True. We cannot take it back in it's entirety, nor would we want
to. But for some people that quickly becomes the argument for a kind
of technological irreversibility principle, that we cannot take back
any mis-step or feature no matter how immediately awful and obvious
its effects. Left unchallenged that entitlement becomes an argument
for bullheaded intransigence and the labelling of whatever suits us
as 'progress'.
In reality many "genies" are strategically limited; poisons, invasive
species, bio-agents, nuclear materials, knowledge hazards, weapons,
bad poetry...
Sure, I am really glad we won the crypto wars and that "code wants to
be free" etcetera, but on the other hand that seems to have set off a
kind of megalomania in tech, which legitimises turning the entire
digital world into our own personal laboratory for experimenting on
everyone, sans ethics oversight committee.
> The general public needs their nuggets of endorfine.
Here we go again "saying what people need" for them.
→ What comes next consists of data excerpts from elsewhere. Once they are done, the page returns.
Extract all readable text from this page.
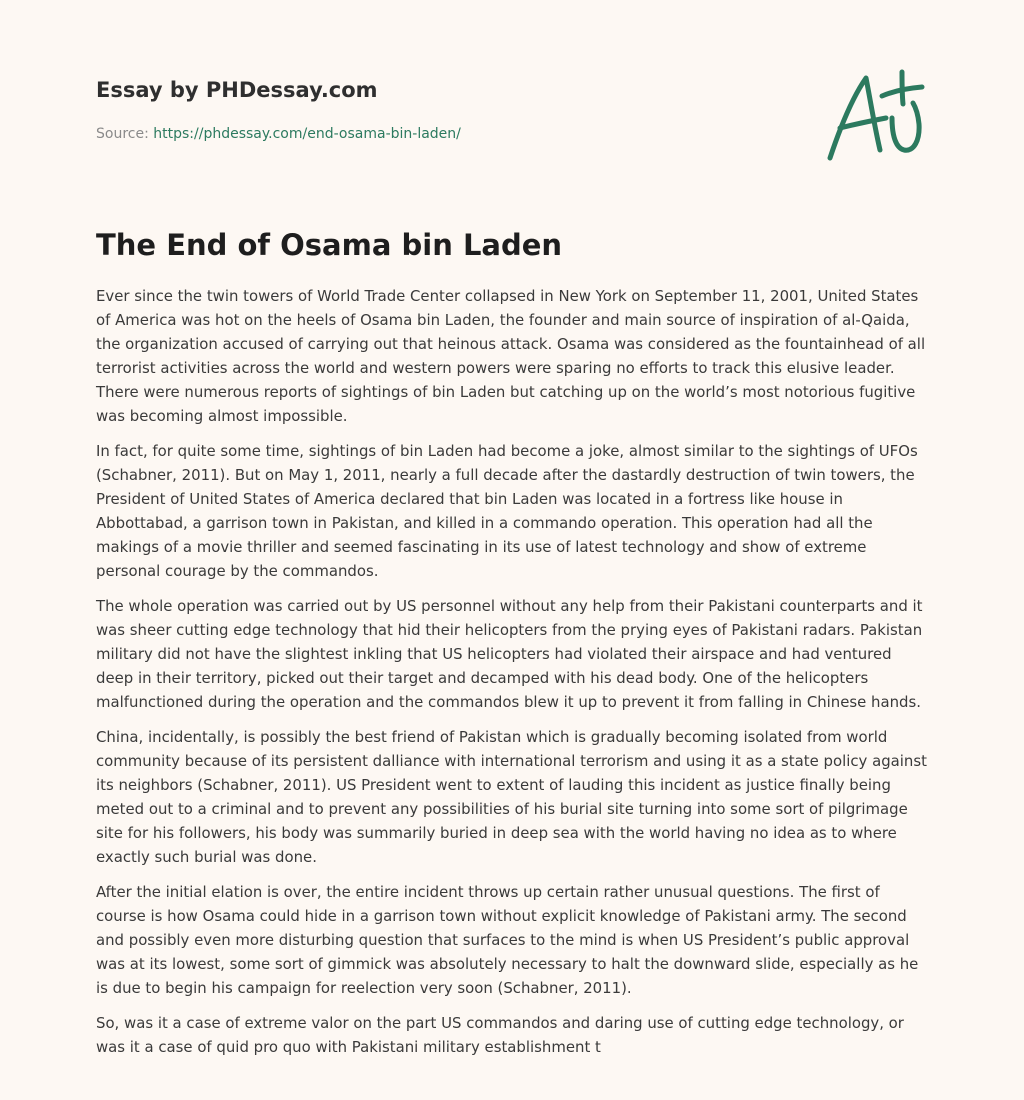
Essay by PHDessay.com
Source: https://phdessay.com/end-osama-bin-laden/
The End of Osama bin Laden

Ever since the twin towers of World Trade Center collapsed in New York on September 11, 2001, United States of America was hot on the heels of Osama bin Laden, the founder and main source of inspiration of al-Qaida, the organization accused of carrying out that heinous attack. Osama was considered as the fountainhead of all terrorist activities across the world and western powers were sparing no efforts to track this elusive leader. There were numerous reports of sightings of bin Laden but catching up on the world’s most notorious fugitive was becoming almost impossible.

In fact, for quite some time, sightings of bin Laden had become a joke, almost similar to the sightings of UFOs (Schabner, 2011). But on May 1, 2011, nearly a full decade after the dastardly destruction of twin towers, the President of United States of America declared that bin Laden was located in a fortress like house in Abbottabad, a garrison town in Pakistan, and killed in a commando operation. This operation had all the makings of a movie thriller and seemed fascinating in its use of latest technology and show of extreme personal courage by the commandos.

The whole operation was carried out by US personnel without any help from their Pakistani counterparts and it was sheer cutting edge technology that hid their helicopters from the prying eyes of Pakistani radars. Pakistan military did not have the slightest inkling that US helicopters had violated their airspace and had ventured deep in their territory, picked out their target and decamped with his dead body. One of the helicopters malfunctioned during the operation and the commandos blew it up to prevent it from falling in Chinese hands.

China, incidentally, is possibly the best friend of Pakistan which is gradually becoming isolated from world community because of its persistent dalliance with international terrorism and using it as a state policy against its neighbors (Schabner, 2011). US President went to extent of lauding this incident as justice finally being meted out to a criminal and to prevent any possibilities of his burial site turning into some sort of pilgrimage site for his followers, his body was summarily buried in deep sea with the world having no idea as to where exactly such burial was done.

After the initial elation is over, the entire incident throws up certain rather unusual questions. The first of course is how Osama could hide in a garrison town without explicit knowledge of Pakistani army. The second and possibly even more disturbing question that surfaces to the mind is when US President’s public approval was at its lowest, some sort of gimmick was absolutely necessary to halt the downward slide, especially as he is due to begin his campaign for reelection very soon (Schabner, 2011).

So, was it a case of extreme valor on the part US commandos and daring use of cutting edge technology, or was it a case of quid pro quo with Pakistani military establishment t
I meet a lot of
people desperate to get off the digital morphine drip.
> There is a lot of rosy retrospection when it comes to the old web
It seems like that. I've made a more elaborate argument in other
threads. You're right that it's "rosy", like all nostalgia. Of course
the past was crap in its own ways. But melancholia is a symptom of
crisis, retro is a sign of interregnum and loss of common sense
(literally our common sense of things). What does it mean? It means
that our "progress" isn't serving us fully, and in some cases causing
people to recoil from it. Not acknowledging that would be an error.
> Web 1.0 simply did not provide the same level of accessibility.
Of course not. But there are many qualities/metrics by which we might
judge things if we are to avoid what I'd call the "democratic
fallacy"; external cost, stability, longevity, coherence, security,
safety, interoperability, accuracy and truth content, environmental
cost.... Technology is multi-dimensional. Accessibility is all lovely
and cool, but it should not be put ahead of more important human
concerns. OTC opioids are more accessible than street drugs ever were,
that doesn't make it an unqualified "good thing". So we can still
enumerate the ways in which Web 2.0 is worse than Web 1.0 without
invoking nostalgia for a "smaller cosy digital world".
Please, I do wish you would think carefully before using what is really a pejorative and potentially quite insulting term in regard to modern tech critique. Some of the smartest people out there, who built the digital world you take for granted today, are having (belated) second thoughts about the social and geo-political impacts of these creations. Heartily I recommend Cory Doctorow's recent piece about this [1].
One could arguably turn it around and say that those "cargo-cultists" hell-bent on ploughing ahead regardless, without pause or reflection, are closer to the common misuse of the word "Luddite" - a kind of straw-chewing bumpkin who lives in fear of progress. No. Progress is the radical questioning of "progress" itself.
> We'll just have to accept the consequences of what all this new > development has brought us and learn how to live with it
No we won't. Be careful of this "genie and bottle" fallacy. It is absolutely the wrong attitude found at the intersection of unreasoned defeatism, resignation, learned helplessness, and abdication of civic engagement and responsibility. We are here, as hackers, to _shape_ the technology that runs our world, not to sit on the sidelines and amuse ourselves to death [2].
> recreating an environment that only really worked for a small subsection of humanity.
There's a framing error in this reasoning. The technology of Web 1.0 did not exist in limited scope because it was only suitable for a small subsection of humanity. It was only being used by a small subsection because that was the developmental stage of the web. One could say (disingenuously) that at the time Web 1.0 was such a successful technology it was being used by 100 percent of web users!